Tandis que Shay barrait la route de la fée avec son bras pour l'empêcher d'avancer, la beast posa ses yeux noirs et rouges sur elle et pencha la tête sur le côté, son visage dépourvu de toute expression.

— Combien d'apparition ? s'enquit le dragon noir.

— C'est la troisième, répondit son frère. J'avais utilisé un sceau pour l'entraver, mais visiblement, ça n'a pas suffi.

— Qu'est-ce qui lui arrive ? questionna Phi.

— La personne devant nous n'est pas Syara, mais une entité qui a pris possession de son corps.

— Mais c'est horrible ! s'exclama la fée.
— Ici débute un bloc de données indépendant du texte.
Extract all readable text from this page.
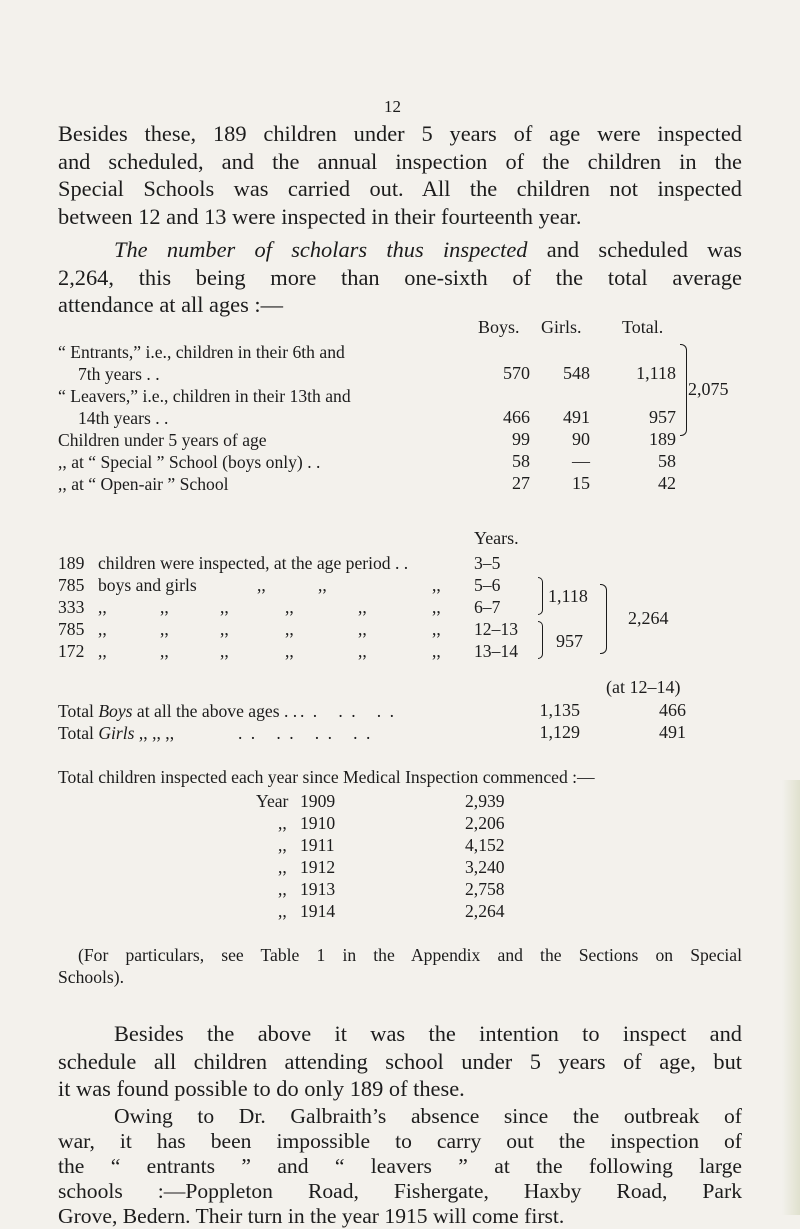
12
Besides these, 189 children under 5 years of age were inspected
and scheduled, and the annual inspection of the children in the
Special Schools was carried out. All the children not inspected
between 12 and 13 were inspected in their fourteenth year.
The number of scholars thus inspected and scheduled was
2,264, this being more than one-sixth of the total average
attendance at all ages :—
Boys. Girls. Total.
“ Entrants,” i.e., children in their 6th and
7th years . .	570	548	1,118
“ Leavers,” i.e., children in their 13th and
14th years . .	466	491	957
Children under 5 years of age	99	90	189
,, at “ Special ” School (boys only) . .	58	—	58
,, at “ Open-air ” School	27	15	42
2,075
Years.
189 children were inspected, at the age period . .	3–5
785 boys and girls	,,	,,	,, 5–6
333 ,,	,,	,,	,,	,,	,, 6–7
785 ,,	,,	,,	,,	,,	,, 12–13
172 ,,	,,	,,	,,	,,	,, 13–14
1,118
957
2,264
(at 12–14)
Total Boys at all the above ages . . . .   . .   . .	1,135	466
Total Girls ,, ,, ,,	. .   . .   . .   . .	1,129	491
Total children inspected each year since Medical Inspection commenced :—
Year 1909	2,939
,, 1910	2,206
,, 1911	4,152
,, 1912	3,240
,, 1913	2,758
,, 1914	2,264
(For particulars, see Table 1 in the Appendix and the Sections on Special
Schools).
Besides the above it was the intention to inspect and
schedule all children attending school under 5 years of age, but
it was found possible to do only 189 of these.
Owing to Dr. Galbraith’s absence since the outbreak of
war, it has been impossible to carry out the inspection of
the “ entrants ” and “ leavers ” at the following large
schools :—Poppleton Road, Fishergate, Haxby Road, Park
Grove, Bedern. Their turn in the year 1915 will come first.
Visiblement, l'esprit corrompu du violon n'apprécia pas que quelqu'un parle aussi fort. Avant que quiconque ne puisse réagir, la chose invoqua le violon corrompu et fit crisser l'archet sur les cordes. S'ensuivit une puissante détonation qui souffla entièrement le manoir dans lequel ils se trouvaient.

Pour toutes les personnes qui se trouvaient à l'intérieur, leur salut vint de Shay qui avait eu le réflexe d'élever un bouclier autour de tout le monde. Malgré tout, la déflagration avait été telle qu'ils avaient été soufflés en dehors du manoir.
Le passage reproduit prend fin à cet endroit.